MacDonald Social Psychology Research Laboratory (MacLab)
Geoff MacDonald
The primary aim in the MacLab right now is to better understand well-being in singlehood. Although it’s true that the average person in a romantic relationship is higher in well-being than the average person who is single, there is also considerable variability among single people. We're interested both in that within-group variability among single people and in getting a better understanding of how single people do (and do not) differ from partnered people. We try to take a non-judgemental approach to understanding when, for whom, and in what life domains singlehood versus partnership improves well-being.
Stigma and Motivation (SAM) Lab
Rebecca Neel
The Stigma and Motivation (SAM) Lab at the University of Toronto examines person perception, stigma and prejudice, emotion, and social motivation, primarily from social cognitive and evolutionary perspectives. Much of our work centers on how these phenomena are influenced by people's goals.
Embodied Social Cognition Lab (ESC)
Elizabeth Page-Gould
Motivation and Social Cognition Laboratory
Jason Plaks
We conduct studies that examine processes that underlie moral judgments. Recently, we have extended this work to examine when and why people trust non-human entities, including A.I. agents. A related line of research investigates lay beliefs about intentionality. In other words, what do laypeople believe to be the key ingredients that make an act ‘intentional’? This work stands at the nexus of psychology, philosophy, and law.
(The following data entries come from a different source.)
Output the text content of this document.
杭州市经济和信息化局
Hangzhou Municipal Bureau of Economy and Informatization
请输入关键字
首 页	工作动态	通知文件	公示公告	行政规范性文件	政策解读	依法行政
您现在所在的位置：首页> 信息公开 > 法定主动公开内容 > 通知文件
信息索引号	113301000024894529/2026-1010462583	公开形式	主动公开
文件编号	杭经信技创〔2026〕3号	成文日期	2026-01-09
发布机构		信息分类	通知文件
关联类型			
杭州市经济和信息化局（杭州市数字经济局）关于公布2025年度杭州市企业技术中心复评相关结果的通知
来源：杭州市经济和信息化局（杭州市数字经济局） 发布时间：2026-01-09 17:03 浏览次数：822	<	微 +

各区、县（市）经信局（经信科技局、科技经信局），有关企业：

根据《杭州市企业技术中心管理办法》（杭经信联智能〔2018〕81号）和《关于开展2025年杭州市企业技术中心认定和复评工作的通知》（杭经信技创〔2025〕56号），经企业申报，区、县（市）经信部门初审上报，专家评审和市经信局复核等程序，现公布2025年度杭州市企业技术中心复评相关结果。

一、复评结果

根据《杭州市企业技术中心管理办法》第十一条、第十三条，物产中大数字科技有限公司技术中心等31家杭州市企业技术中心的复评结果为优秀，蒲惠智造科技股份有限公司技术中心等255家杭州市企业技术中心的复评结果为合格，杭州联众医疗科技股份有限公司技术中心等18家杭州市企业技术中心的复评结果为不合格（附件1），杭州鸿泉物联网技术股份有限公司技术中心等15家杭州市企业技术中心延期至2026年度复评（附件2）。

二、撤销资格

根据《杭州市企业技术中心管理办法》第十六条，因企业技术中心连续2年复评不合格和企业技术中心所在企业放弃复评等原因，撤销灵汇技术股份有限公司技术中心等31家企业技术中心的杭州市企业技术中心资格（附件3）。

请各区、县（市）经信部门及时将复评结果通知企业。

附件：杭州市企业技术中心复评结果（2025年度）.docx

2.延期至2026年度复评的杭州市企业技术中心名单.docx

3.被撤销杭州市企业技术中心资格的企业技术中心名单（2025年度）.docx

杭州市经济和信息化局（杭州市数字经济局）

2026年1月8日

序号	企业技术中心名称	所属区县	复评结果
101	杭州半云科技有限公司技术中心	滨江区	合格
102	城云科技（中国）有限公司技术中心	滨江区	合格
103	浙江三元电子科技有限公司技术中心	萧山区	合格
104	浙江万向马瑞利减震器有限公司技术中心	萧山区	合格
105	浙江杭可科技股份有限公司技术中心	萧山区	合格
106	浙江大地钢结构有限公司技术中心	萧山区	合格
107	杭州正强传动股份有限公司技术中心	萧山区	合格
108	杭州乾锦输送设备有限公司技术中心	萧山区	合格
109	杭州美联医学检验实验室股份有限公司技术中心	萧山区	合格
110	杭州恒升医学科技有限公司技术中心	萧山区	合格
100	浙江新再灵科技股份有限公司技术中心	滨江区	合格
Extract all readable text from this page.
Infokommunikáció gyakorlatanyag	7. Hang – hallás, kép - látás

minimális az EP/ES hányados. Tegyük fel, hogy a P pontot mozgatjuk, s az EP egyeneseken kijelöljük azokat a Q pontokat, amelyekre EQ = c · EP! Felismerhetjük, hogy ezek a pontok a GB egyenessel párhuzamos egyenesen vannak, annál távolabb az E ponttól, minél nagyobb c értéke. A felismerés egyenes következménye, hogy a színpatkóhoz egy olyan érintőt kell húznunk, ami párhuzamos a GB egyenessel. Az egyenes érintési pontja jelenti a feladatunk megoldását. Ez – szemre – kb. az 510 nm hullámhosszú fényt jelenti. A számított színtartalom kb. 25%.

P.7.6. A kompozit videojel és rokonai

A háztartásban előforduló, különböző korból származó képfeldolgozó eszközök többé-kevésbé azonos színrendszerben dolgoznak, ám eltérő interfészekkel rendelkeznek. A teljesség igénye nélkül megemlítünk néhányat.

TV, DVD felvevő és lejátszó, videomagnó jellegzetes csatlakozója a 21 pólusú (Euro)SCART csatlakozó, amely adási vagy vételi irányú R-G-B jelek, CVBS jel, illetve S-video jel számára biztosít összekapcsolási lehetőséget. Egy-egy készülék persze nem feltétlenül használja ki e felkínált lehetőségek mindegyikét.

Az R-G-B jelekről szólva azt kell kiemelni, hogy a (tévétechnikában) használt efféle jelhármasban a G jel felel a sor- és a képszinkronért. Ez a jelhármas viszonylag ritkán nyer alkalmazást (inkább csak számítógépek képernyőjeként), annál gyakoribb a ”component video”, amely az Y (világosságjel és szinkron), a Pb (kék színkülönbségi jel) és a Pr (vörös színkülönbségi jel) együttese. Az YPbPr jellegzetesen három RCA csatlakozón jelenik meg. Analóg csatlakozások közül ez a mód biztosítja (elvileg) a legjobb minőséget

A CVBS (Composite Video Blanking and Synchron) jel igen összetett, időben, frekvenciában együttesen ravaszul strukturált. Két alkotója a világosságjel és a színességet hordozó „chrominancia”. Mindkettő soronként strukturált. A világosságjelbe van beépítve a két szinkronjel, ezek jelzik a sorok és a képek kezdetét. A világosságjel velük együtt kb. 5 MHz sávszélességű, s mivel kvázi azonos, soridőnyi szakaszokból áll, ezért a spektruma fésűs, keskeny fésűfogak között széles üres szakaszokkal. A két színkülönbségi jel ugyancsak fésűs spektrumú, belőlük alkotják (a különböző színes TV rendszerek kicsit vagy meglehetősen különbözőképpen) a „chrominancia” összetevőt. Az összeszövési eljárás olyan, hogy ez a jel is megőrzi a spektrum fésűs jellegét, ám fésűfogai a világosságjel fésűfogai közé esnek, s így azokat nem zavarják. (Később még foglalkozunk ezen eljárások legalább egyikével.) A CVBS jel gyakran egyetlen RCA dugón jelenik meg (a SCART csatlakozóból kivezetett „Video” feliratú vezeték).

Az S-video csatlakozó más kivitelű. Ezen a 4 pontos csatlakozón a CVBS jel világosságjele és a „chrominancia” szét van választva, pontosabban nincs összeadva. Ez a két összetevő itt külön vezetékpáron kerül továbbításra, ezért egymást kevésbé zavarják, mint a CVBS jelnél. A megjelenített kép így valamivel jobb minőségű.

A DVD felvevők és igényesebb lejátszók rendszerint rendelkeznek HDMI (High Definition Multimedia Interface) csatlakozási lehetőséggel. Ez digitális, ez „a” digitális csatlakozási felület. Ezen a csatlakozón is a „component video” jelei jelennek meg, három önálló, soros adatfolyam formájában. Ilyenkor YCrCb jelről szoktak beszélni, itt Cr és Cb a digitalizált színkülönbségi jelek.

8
Social Perception & Cognition Laboratory
Nicholas Rule
What can we tell about others based just on their appearance? Can we identify whether a person is gay or straight, rich or poor, a leader or a follower? How accurately? In the Social Perception and Cognition Lab (SPeCiaL lab), we investigate how people process information about others and how doing so influences their behavior.
WISH Lab
Will Ryan
The WISH lab is a group of researchers, mainly undergraduates at the University of Toronto, who study a variety of questions related to well-being, identity, stigma, and health. Our research often takes a Self-Determination Theory approach, examining how social environments support and thwart the basic psychological needs (autonomy, competence, and relatedness) to impact well-being.